One would think I’d be ready for this. My son graduated from high school years ago, went to college and has made his own life. But at some point – I’m not sure when – the years began to gain speed, and I have felt like a skier plunging downhill, barely in control, always at the mercy of gravity.

Now my daughter, Alexandra, has finished her high school career and moved on to a bigger world, and I feel like a man awakening from a dream. It has been a marvelous dream of sunlight and smiling faces, and tears that dissolved into more smiles as we weathered the tribulations that come with the daily life of a family.

But today, a rainy Thursday in early June, I am awake to a world that insists upon its own way, that stares me down and says, “You knew this time would come. Why aren’t you prepared?” I have no answer – only a dreadful uncertainty and an abiding resentment of calendars and clocks.

She goes about the business of the graduating senior – seeing friends, buying a dress for her party, attending marching practice – but when I look at her, I sense she feels some of the anxiety her mother and I feel.

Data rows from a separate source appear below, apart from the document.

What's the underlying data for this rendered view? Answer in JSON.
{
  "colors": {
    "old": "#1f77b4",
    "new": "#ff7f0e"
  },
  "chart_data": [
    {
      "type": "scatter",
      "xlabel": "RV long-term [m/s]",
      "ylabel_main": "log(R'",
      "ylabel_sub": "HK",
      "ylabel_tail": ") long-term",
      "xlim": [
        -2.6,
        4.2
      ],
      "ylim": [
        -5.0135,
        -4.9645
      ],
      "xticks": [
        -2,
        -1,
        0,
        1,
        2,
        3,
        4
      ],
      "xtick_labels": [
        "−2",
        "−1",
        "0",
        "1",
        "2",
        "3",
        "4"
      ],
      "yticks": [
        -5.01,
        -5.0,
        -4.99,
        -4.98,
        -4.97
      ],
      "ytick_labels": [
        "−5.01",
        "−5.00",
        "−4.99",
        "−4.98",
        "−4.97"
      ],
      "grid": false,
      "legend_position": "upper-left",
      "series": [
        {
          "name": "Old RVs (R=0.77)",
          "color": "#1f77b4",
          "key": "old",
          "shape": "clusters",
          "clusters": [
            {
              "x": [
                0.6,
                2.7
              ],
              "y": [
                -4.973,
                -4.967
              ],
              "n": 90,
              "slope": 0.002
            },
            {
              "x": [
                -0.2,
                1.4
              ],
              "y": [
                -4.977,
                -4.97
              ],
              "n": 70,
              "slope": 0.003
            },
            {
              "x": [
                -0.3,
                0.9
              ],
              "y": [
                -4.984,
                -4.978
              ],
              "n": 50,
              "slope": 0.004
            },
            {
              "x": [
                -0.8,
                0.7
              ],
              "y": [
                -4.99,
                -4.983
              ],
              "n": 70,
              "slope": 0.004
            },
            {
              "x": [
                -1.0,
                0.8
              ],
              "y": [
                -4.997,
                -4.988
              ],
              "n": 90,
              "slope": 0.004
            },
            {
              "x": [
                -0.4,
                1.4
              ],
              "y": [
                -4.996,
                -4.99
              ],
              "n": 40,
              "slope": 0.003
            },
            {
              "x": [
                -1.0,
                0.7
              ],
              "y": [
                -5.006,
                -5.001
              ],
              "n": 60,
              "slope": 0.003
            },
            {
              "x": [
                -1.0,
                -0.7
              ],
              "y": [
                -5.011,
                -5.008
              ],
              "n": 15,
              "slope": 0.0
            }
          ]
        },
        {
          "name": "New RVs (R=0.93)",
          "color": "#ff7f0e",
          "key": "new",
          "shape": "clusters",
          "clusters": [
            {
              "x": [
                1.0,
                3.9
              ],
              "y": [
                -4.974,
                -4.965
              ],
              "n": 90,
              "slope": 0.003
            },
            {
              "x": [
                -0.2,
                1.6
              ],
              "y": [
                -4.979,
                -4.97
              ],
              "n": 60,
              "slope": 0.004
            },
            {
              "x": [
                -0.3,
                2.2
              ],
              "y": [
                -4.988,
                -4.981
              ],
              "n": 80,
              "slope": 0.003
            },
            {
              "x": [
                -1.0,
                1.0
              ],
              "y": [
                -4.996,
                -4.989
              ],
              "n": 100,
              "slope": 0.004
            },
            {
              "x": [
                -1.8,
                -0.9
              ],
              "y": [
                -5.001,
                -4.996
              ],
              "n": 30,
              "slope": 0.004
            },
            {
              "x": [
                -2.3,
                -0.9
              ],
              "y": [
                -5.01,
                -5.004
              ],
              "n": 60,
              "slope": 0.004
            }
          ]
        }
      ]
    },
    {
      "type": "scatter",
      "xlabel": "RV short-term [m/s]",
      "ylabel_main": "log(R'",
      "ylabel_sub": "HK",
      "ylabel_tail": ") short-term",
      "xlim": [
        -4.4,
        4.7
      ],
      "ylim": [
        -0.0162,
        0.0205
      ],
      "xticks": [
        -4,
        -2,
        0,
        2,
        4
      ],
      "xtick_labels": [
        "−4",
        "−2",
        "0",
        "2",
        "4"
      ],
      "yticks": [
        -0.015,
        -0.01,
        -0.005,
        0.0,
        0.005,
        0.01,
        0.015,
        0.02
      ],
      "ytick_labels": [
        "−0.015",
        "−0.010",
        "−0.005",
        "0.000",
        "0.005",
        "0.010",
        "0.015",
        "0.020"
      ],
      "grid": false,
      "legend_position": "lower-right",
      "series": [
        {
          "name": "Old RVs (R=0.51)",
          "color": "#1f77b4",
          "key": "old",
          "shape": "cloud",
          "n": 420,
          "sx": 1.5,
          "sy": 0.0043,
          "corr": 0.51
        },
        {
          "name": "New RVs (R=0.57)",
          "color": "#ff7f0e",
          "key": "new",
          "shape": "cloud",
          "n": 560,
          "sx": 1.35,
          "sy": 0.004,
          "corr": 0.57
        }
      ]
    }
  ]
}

Here is our girl, God’s gift to us, who unwittingly has made me a more compassionate and patient man than I would have been without her, who suddenly, because of some inane social ritual, must leave us soon, disrupting the dreamlike pattern of days and nights that we have known for 18 years.

This fall, she will go to New York University, and I find new things to worry about. Will the city be overwhelming for a girl from Maine? Will she like her roommates? And most nagging: Will she be safe?

I know she has considered these questions. After all, she is smarter than I am; she knows things I have forgotten. She knows the best way to live in a world fraught with risk is to dive in, go to New York and become the young woman she is destined to be.

I want to encourage her, but the father in me today is weak; he’s the one inclined to say, “Why not live at home for a couple more years, take online classes, work part-time?” But the world that waits will not tolerate this. I might as well say, “Can’t you go back to kindergarten and start over again?” Like her beloved Madeline and American Girl dolls, those kinds of thoughts must be put in the closet for good.

Time will bring acceptance, adjustment. Our lives will change (they are changing already), and love will prevail. In the coming days, at various ceremonies, we will simply walk where they tell us to, sit where they make us sit; it is all prelude to a new way of life. But today, and for a while longer, she’s my little girl. To me, she has never needed to be anything more than that.